Oops, I forgot to supply that link[1].  And by the way all that
technical mumbo jumbo about FreeBSD was just me writing up why I
didn't pull the trigger and add explicit huge_pages support for it.
The short version is: you shouldn't try to use that flag at all on
FreeBSD yet, as it's a separate research project to add that feature.
I care about PostgreSQL/FreeBSD personally and may consider that again
as I learn more about virtual memory topics, but actually its
transparent super pages seem to do a pretty decent job already and
people don't seem to want to turn them off.

For an actionable plan that should be portable everywhere, how about
this: use shm_open(<tempname>, O_CREAT | O_EXCL, S_IRUSR | S_IWUSR)
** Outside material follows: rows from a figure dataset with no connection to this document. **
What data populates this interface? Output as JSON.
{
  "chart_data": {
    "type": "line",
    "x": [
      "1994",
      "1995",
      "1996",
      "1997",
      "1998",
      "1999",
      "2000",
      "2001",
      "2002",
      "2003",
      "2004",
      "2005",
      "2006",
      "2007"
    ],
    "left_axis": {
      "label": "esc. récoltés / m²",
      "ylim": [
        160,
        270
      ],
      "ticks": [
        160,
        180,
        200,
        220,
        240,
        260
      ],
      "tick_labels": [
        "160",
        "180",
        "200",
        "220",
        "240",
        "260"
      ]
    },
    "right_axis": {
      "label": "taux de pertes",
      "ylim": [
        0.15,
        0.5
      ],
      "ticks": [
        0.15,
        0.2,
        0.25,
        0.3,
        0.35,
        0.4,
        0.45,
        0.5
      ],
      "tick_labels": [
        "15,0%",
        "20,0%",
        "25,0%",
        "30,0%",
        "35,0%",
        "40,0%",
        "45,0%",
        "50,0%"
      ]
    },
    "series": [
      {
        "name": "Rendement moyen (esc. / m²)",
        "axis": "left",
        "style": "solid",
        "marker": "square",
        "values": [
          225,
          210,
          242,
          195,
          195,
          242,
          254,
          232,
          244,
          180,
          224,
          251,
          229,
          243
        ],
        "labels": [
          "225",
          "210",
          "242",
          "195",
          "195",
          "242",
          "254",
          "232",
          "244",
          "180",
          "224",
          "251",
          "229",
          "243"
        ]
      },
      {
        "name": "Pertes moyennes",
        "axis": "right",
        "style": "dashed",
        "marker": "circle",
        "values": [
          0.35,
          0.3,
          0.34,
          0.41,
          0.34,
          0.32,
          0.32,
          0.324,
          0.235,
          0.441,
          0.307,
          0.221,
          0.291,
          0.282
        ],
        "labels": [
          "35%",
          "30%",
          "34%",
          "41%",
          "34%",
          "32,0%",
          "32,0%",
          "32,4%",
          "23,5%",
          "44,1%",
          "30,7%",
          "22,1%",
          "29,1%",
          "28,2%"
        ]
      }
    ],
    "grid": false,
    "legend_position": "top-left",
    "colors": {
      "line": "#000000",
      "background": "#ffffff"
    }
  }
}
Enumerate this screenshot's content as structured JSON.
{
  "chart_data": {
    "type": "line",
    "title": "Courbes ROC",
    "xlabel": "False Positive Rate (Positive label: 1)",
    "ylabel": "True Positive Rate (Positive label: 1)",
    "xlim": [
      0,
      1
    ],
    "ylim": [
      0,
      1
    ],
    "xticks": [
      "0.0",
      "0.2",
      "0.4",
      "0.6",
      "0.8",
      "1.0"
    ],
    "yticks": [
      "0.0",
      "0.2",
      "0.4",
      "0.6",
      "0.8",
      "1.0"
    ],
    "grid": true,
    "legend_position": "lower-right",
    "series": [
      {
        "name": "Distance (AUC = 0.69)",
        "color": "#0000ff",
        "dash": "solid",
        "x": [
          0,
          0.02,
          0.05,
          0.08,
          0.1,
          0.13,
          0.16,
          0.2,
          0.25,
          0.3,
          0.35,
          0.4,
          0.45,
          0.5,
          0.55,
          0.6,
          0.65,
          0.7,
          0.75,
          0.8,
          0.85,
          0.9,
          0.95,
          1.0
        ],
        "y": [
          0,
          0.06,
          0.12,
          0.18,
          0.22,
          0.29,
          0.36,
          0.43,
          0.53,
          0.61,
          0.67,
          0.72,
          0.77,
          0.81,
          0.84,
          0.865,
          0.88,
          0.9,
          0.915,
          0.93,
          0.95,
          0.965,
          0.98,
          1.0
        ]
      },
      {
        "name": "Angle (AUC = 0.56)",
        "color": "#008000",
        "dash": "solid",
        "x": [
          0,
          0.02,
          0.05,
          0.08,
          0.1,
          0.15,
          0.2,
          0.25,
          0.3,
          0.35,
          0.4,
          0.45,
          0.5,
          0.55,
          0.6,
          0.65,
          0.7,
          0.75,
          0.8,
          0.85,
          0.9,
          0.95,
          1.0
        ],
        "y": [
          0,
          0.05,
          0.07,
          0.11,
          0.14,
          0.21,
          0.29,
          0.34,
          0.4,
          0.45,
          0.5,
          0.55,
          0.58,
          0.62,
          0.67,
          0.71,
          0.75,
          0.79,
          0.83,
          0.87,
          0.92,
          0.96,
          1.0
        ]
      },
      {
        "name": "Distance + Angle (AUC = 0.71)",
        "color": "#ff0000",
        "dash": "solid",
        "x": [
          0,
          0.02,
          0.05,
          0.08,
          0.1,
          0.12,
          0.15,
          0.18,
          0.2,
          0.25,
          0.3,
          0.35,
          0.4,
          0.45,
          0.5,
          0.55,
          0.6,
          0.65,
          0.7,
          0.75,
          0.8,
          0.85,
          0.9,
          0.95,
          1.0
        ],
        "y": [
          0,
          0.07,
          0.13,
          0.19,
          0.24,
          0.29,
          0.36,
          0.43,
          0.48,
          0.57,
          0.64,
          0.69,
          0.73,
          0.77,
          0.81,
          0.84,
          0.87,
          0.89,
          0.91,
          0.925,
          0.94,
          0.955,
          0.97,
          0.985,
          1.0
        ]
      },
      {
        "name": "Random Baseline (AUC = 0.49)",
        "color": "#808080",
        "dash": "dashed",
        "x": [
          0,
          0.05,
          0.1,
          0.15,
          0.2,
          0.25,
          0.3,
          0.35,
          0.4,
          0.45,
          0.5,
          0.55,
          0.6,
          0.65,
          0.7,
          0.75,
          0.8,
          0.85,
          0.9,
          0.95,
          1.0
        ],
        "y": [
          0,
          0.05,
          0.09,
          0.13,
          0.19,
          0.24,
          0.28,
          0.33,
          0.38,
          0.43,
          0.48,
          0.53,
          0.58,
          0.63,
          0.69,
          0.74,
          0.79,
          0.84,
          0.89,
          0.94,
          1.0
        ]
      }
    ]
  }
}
followed by shm_unlink(<tempname>) to make this work on every Unix
(FreeBSD could use its slightly better SHM_ANON as the name and skip
the unlink), and redirect to memfd inside #ifdef __linux__.  One thing
to consider is that shm_open() descriptors are implicitly set to
FD_CLOEXEC per POSIX, so I think you need to clear that flag with
fcntl() in EXEC_BACKEND builds, and then also set it again in children
so that they don't pass the descriptor to subprograms they run with
system() etc.  memfd_create() needs the same consideration, except its
default is the other way: I think you need to supply the MFD_CLOEXEC
flag explicitly, unless it's an EXEC_BACKEND build, and use the same
fnctl() to clear it in children if it is.  To restate that the other
way around, in non-EXEC_BACKEND builds shm_open() already does the
right thing and memfd_create() needs MFD_CLOEXEC, with no extra steps
after that.

The only systems I'm aware of that *don't* have shm_open() are (1)
Android, but it's Linux so I assume it has memfd_create() (just for
fun: you can run PostgreSQL on a phone with termux[2], and you can see
that their package supplies a fake shm_open() that redirects to plain
open(); I guess didn't realise they could have supplied an ENOSYS
dummy and just set dynamic_shared_memory_type=mmap instead, and we'd
have done that for them!), and (2) the capability-based research OS
projects like Capsicum (and probably the others like it) that rip out
all the global namespace Unix APIs for approximately the same reason
as Android (PostgreSQL can't run under those yet, but just for fun: I
had PostgreSQL mostly working under Capsicum once, and noticed that
the problems to be solved had significant overlap with the
multithreading project: the global namespace stuff like signals/PIDs
and onymous IPC go away, and the only other major thing is absolute
paths, many of which are easily made relative to a pgdata fd and
handled with openat() in fd.c, but I digress...).